C’est en plein état d’ivresse que j’écris ces mots. Je suis ivre, non pas d’une surconsommation abusive de délicieuses Twisted Tea ou de Gin Tonic, mais d’une proposition théâtrale à la mise en scène aussi astucieuse qu’unique. Marie Brassard et Robert Lepage nous emportent dans les méandres d’une enquête policière avec tout ce que cela implique : tensions, illusions, mensonges… et la mort. Ce n’est que lorsque les applaudissements dithyrambiques s’atténuèrent que j’ai été frappé d’une pensée toute simple, mais non des moindres : je venais d’assister au mariage parfait entre le théâtre et le cinéma. Le Polygraphe est présentée du 14 septembre au 9 octobre au Théâtre de la Bordée.
Par William Pépin, chef de pupitre aux arts
Texte : Marie Brassard et Robert Lepage | Mise en scène : Martin Genest | Décor : Jean-François Labbé | Distribution : Michel Nadeau, Mary-Lee Picknell-Tremblay, Steven Lee Potvin | Production : La Bordée
35 ans après sa création, la production de La Bordée ressuscite Le Polygraphe, pièce écrite par Marie Brassard et Robert Lepage. Le postulat de base est simple : une jeune femme s’est fait assassiner dans le quartier Saint-Jean-Baptiste, et son ami François – le dernier à l’avoir vu vivante –, doit passer le test du polygraphe. Malgré sa non-culpabilité, il ne sera jamais innocenté par la police, au point que le doute naîtra dans son cœur. C’est donc dans le marasme des vraies vérités et des faux mensonges que se développe l’histoire – et les histoires dans l’histoire.
Quand les planches deviennent bobines
Ici, comme dans toute bonne enquête policière qui se respecte, le vrai et le faux s’affrontent jusqu’au dénouement, d’ailleurs précipité pour une pièce pourtant si bien rythmée. La frontière poreuse entre la vérité et le mensonge est mise en scène à merveille par Martin Genest qui oppose le public ; la scène bi-frontale permet cette opposition : l’auditoire se fait mutuellement face.

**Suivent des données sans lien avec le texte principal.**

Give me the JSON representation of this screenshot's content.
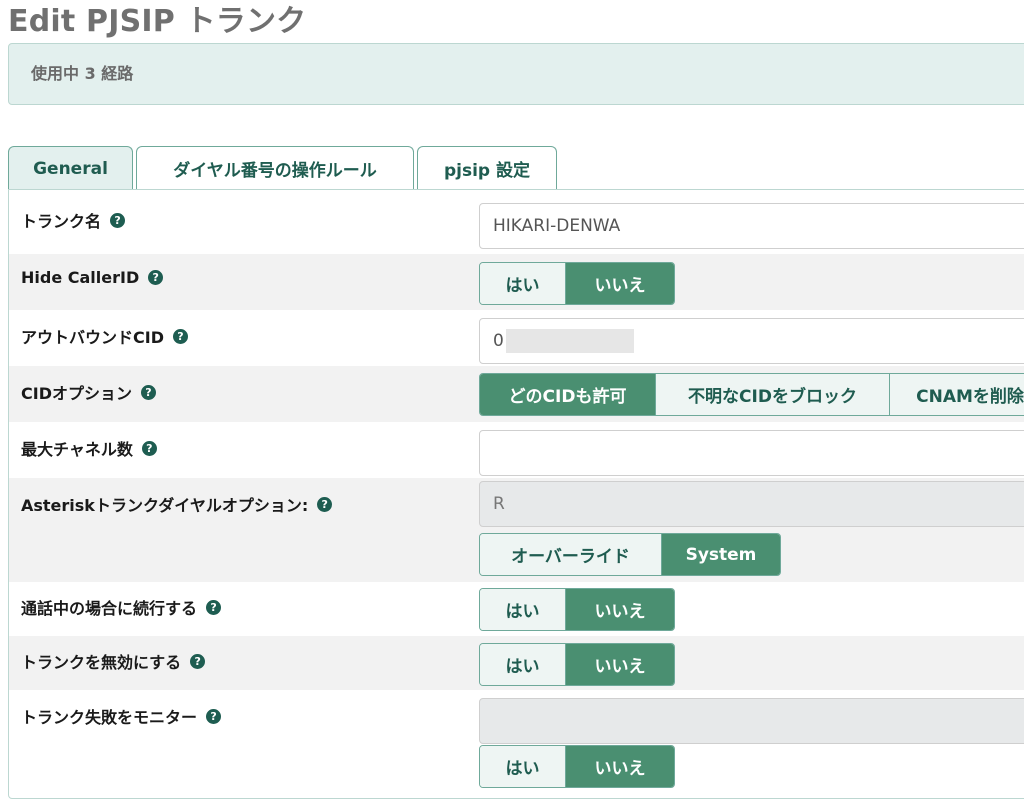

Mais le savoir-faire de Genest ne s’arrête pas là : l’enchaînement des scènes d’un lieu à l’autre, du présent au passé et du passé au présent se fait dans une fluidité cinématographique qui rappelle le Zodiac de David Fincher, mais dans une atmosphère moins froide qu’envoûtante. Le metteur en scène emprunte d’ailleurs plusieurs techniques au cinéma, tel que le montage parallèle, et génère ainsi des symboliques que l’on ne voit pas tous les jours au théâtre. Avec Polygraphe, la scène nous appelle, nous aspire. Nous faisons partie de l’énigme.
S’il vous plaît, fermez le quatrième mur en sortant
Les comédien.ne.s sont bluffant.e.s. Mention spéciale à Mary-Lee Picknell-Tremblay qui incarne la mise en abime à la perfection. L’hybridité entre le théâtre et le cinéma inclut l’utilisation de caméras qui projetteront le jeu des acteurs|actrices en temps réel pour créer divers effets : le documentaire, le malaise et l’angoisse d’être plongé dans le doute. Ainsi, les caméras, sans briser le quatrième mur, nous permettent de le traverser. L’immersion est totale.
Majorité 2070
Un mot tout de même sur la première partie de Polygraphe. Le Théâtre de La Bordée présentera du 14 septembre 2021 au 21 mai 2022 une série de premières parties qui concerne le regard que porte la jeunesse sur l’avenir. L’auteur et metteur en scène Samuel Corbeil a rencontré de jeunes adultes afin de les interroger quant à la manière qu’ils envisagent le monde en 2070. Pour la première partie de Le Polygraphe, une intelligence artificielle demande à un aîné de lui raconter un souvenir. Derrière la tendresse de la vieillesse se perçoit l’inquiétude d’une technologie qui s’arroge des pans entiers de notre vie jusqu’à nos souvenirs. La réflexion est pertinente.